Plus l'on accorde d'importance au contenu informationnel des pensées, c'est à dire nos identifications, nos croyances, tout ce que nous nous racontons sur nous-mêmes et sur le monde, plus nous alimentons le mental en énergie.


Combien de nos "problèmes", de nos souffrances, ne le sont que parce que nous leurs donnons de l'importance, parce que nous leurs donnons l'énergie de notre attention?


Plus ce contenu aura d'importance pour nous, plus il sera chargé émotionnellement. L'émotion, est de l'énergie en mouvement, qui vient ensuite produire plus de pensées, qui elles-mêmes produisent des émotions, etc. Ce flot s'auto-alimente, tant que l'attention est maintenue sur le contenu informationnel de ces pensées/émotions.


En récupérant le pouvoir de notre attention, on peut décider de ce qui a de l'importance pour nous, ou pas.


Sur le secret d'une vie heureuse et satisfaite, Jiddu Krishnamurti aurait dit "Tu veux savoir quel est mon secret ? Je me fiche de ce qui se passe."


Cela ne veut pas dire que l'on se soustrait de la vie, et qu'on est froid comme une pierre...au contraire! C'est juste qu'il y a une confiance dans la vie, dans le présent qui permet d'aborder les expériences même les plus difficiles avec moins de sérieux, et avec plus de légèreté.


A la racine de la souffrance il y a l'attachement au contenu des pensées, aux croyances.

Nous vivons nos vie commes si chaque pensée qui nous traversait était une vérité absolue à défendre.

Pourtant chaque pensée est vide de vérité. Elles passent, se transforment. Les croyances changent avec le temps, tout comme les désirs, et les rêves.


Qu'est-ce qui ne change pas? Si vous avez répondu à cette question vous êtes un bouddha qui rit! Ce qui ne change pas est notre nature profonde, la Source, la conscience. C'est en elle que se déroule la tristesse, ou la colère, tout comme l'amour et la joie.

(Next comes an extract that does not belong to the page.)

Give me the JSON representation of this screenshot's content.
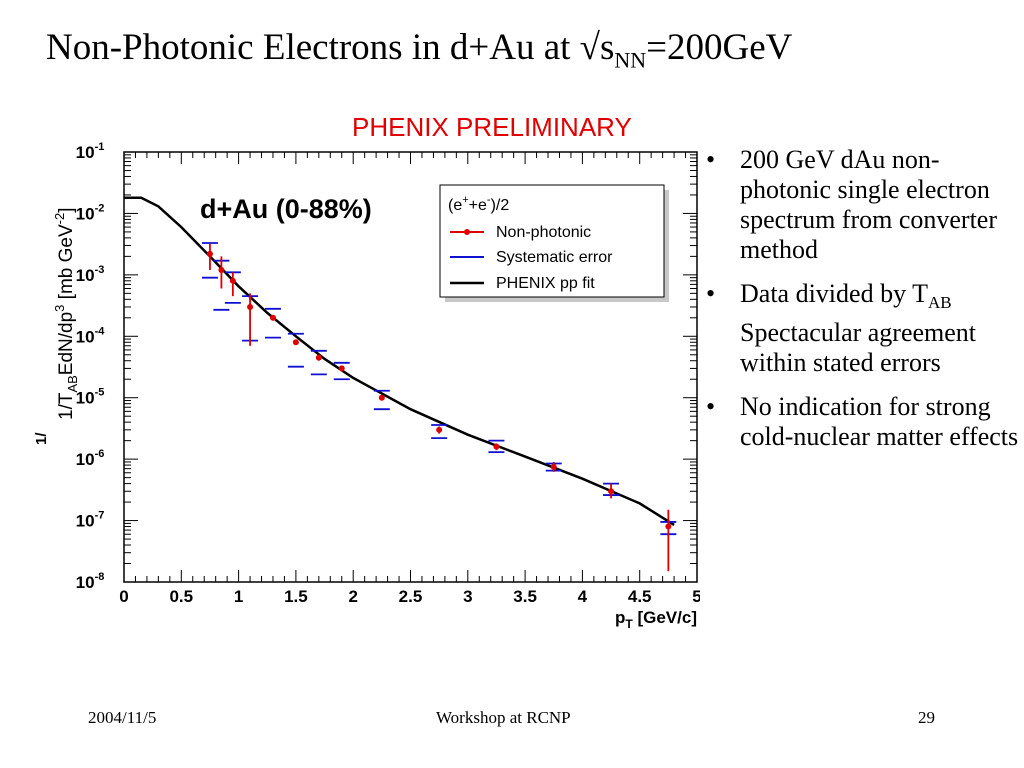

Lorsque nous avons reconnu notre nature profonde, nous continuons à faire l'expérience de la tristesse, de la colère ou d'autres expériences, qu'elles soient désagréables ou agréables. Mais il n'y a pas d'attachement à ces émotions. Elles sont vécues, et elles passent. Elles ne changent pas ce que nous sommes. Tout semble changer tout le temps à sa surface, mais ce que nous sommes vraiment, ne change pas.